The Lord's ultimate goal in sending Israel into exile or submitting them to persecution was to preserve them so that he could preserve his promise of bringing the Savior into the world through them. Likewise, the Lord's motive for letting you suffer hardships is to make you flee to your Savior so that he will preserve you in the faith. He does not want you to merely say that Jesus is your only hope, strength, and consolation; sometimes he wants to prove to you that he is all that matters. But when he does this, he is still your loving Savior. Whether you are enduring your sufferings publicly or anonymously, they are not hidden to the Lord. The Lord knows you, your struggles, and your crosses. You are not anonymous to the Lord. You are as important to him as people like Shealtiel, Zerubbabel, Abiud, Eliakim, Azor, Zadok, Achim, Eliud, Eleazar, and so on.
See how the Lord begets the Christ through returned exiles. When those exiles returned to the Promised Land, they resumed the worship that the Lord had given them. That meant rebuilding the temple of the Lord. Zerubbabel was the leader who was in charge of its construction. The day of its dedication was met with mixed reviews. Many rejoiced that the Lord's temple had been rebuilt. Some, who remembered Solomon's magnificent structure, mourned because the new temple was not nearly as grand as the old one was. But this is what the Lord said to them through the prophet Haggai: “‘Who is left among you who saw this house in its former glory? How do you see it now? Is it not as nothing in your eyes? Yet now be strong, O Zerubbabel, declares the Lord. …Be strong, all you people of the land, declares the Lord. ...The latter glory of this house shall be greater than the former, says the Lord of hosts. And in this place I will give peace, declares the Lord of hosts.’” (Haggai 2:3-4,9)
Though the temple was a humble structure, the Lord Christ would one day come to it. God in the flesh would walk there and teach there. Through these frail men who saw far more sufffering than glory, the Lord begat the Christ, and the Lord Jesus Christ would come to the temple they built and he would bring peace, forgiveness, and salvation. Just as Zerubbabel's temple was humble and even seemed to be nothing compared to Solomon's temple, Zerubbabel's temple became more glorious because the Christ came into it.
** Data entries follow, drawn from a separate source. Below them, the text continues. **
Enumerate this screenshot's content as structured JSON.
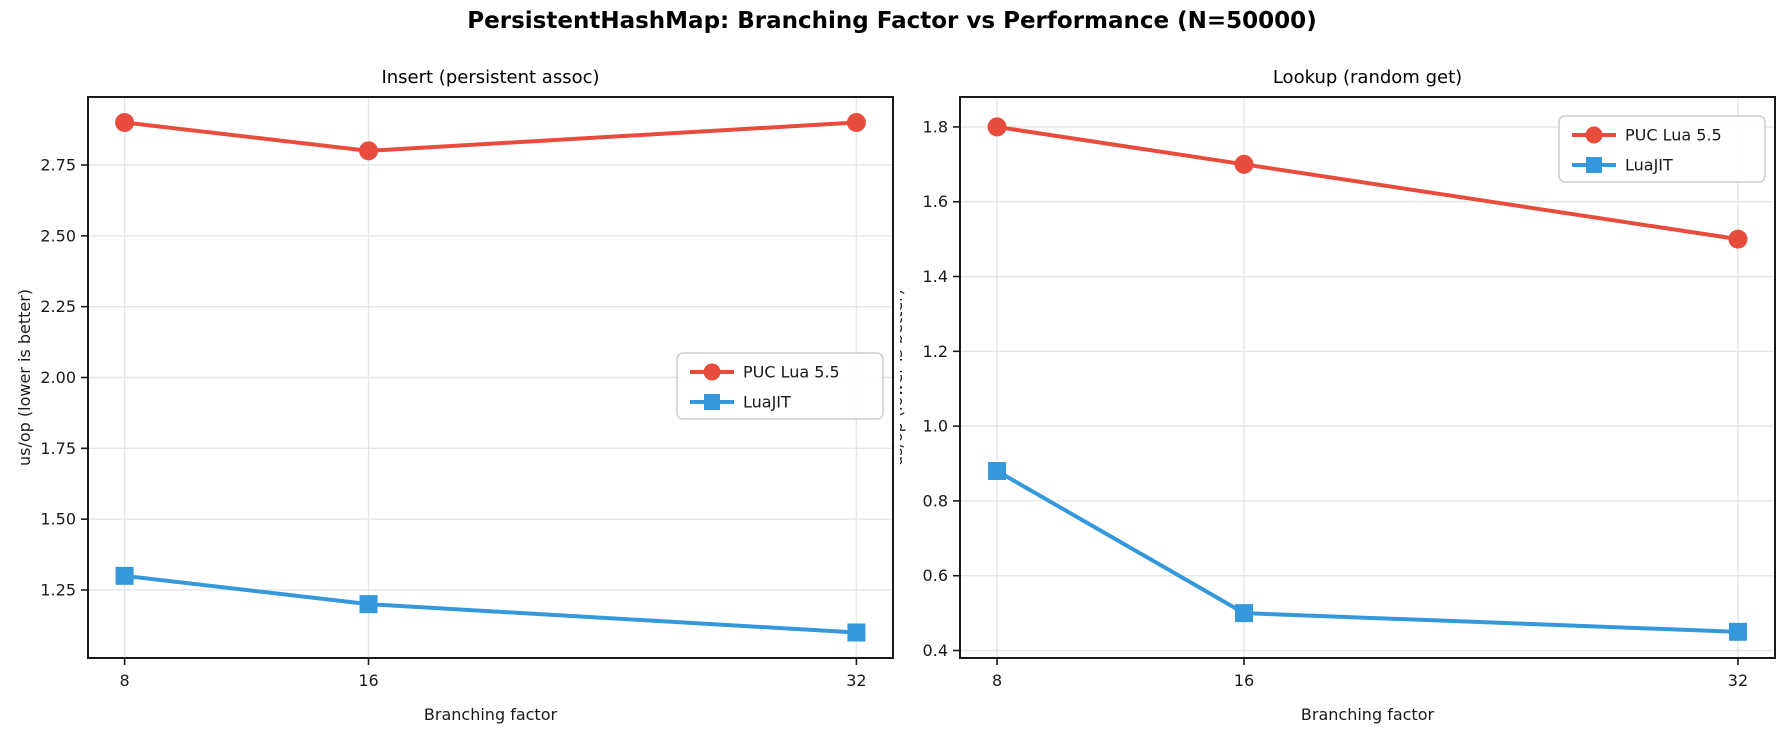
{
  "figure": {
    "title": "PersistentHashMap: Branching Factor vs Performance (N=50000)"
  },
  "colors": {
    "puc_lua": "#e74c3c",
    "luajit": "#3498db",
    "grid": "#e6e6e6",
    "spine": "#1a1a1a",
    "text": "#1a1a1a",
    "legend_border": "#cccccc",
    "background": "#ffffff"
  },
  "chart_data": [
    {
      "type": "line",
      "title": "Insert (persistent assoc)",
      "xlabel": "Branching factor",
      "ylabel": "us/op (lower is better)",
      "x": [
        8,
        16,
        32
      ],
      "xtick_labels": [
        "8",
        "16",
        "32"
      ],
      "series": [
        {
          "name": "PUC Lua 5.5",
          "values": [
            2.9,
            2.8,
            2.9
          ],
          "color": "#e74c3c",
          "marker": "circle"
        },
        {
          "name": "LuaJIT",
          "values": [
            1.3,
            1.2,
            1.1
          ],
          "color": "#3498db",
          "marker": "square"
        }
      ],
      "xlim": [
        6.8,
        33.2
      ],
      "ylim": [
        1.01,
        2.99
      ],
      "yticks": [
        1.25,
        1.5,
        1.75,
        2.0,
        2.25,
        2.5,
        2.75
      ],
      "ytick_labels": [
        "1.25",
        "1.50",
        "1.75",
        "2.00",
        "2.25",
        "2.50",
        "2.75"
      ],
      "grid": true,
      "legend_position": "center-right"
    },
    {
      "type": "line",
      "title": "Lookup (random get)",
      "xlabel": "Branching factor",
      "ylabel": "us/op (lower is better)",
      "x": [
        8,
        16,
        32
      ],
      "xtick_labels": [
        "8",
        "16",
        "32"
      ],
      "series": [
        {
          "name": "PUC Lua 5.5",
          "values": [
            1.8,
            1.7,
            1.5
          ],
          "color": "#e74c3c",
          "marker": "circle"
        },
        {
          "name": "LuaJIT",
          "values": [
            0.88,
            0.5,
            0.45
          ],
          "color": "#3498db",
          "marker": "square"
        }
      ],
      "xlim": [
        6.8,
        33.2
      ],
      "ylim": [
        0.38,
        1.88
      ],
      "yticks": [
        0.4,
        0.6,
        0.8,
        1.0,
        1.2,
        1.4,
        1.6,
        1.8
      ],
      "ytick_labels": [
        "0.4",
        "0.6",
        "0.8",
        "1.0",
        "1.2",
        "1.4",
        "1.6",
        "1.8"
      ],
      "grid": true,
      "legend_position": "upper-right"
    }
  ]
}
Likewise, you are Christ's temple; for, Christ dwells in you. Your appearance is humble, and your glory will remain hidden until Jesus comes again. Until then, you, like most of God's people, live anonymous lives. They quietly serve God by serving their neighbors—and often do not get recognized for it. They struggle against temptation and endure frustration, pain, and loss—and no one sees the cross they bear. To most people, you are as memorable and meaningful as the list of names Matthew records. But to Jesus Christ, you are as memorable and meaningful as the list of names Matthew records. Just as you confess Jesus' name now, so he will remember and confess your name before his Father and before all the world on the Last Day. To Christ, you are neither unknown nor unimportant. To Christ, your name is not just some faceless person or some anonymous name; you are his redeemed, and your name is one he has written into the Book of Life.
In the name of the Father and of the Son + and of the Holy Spirit. Amen.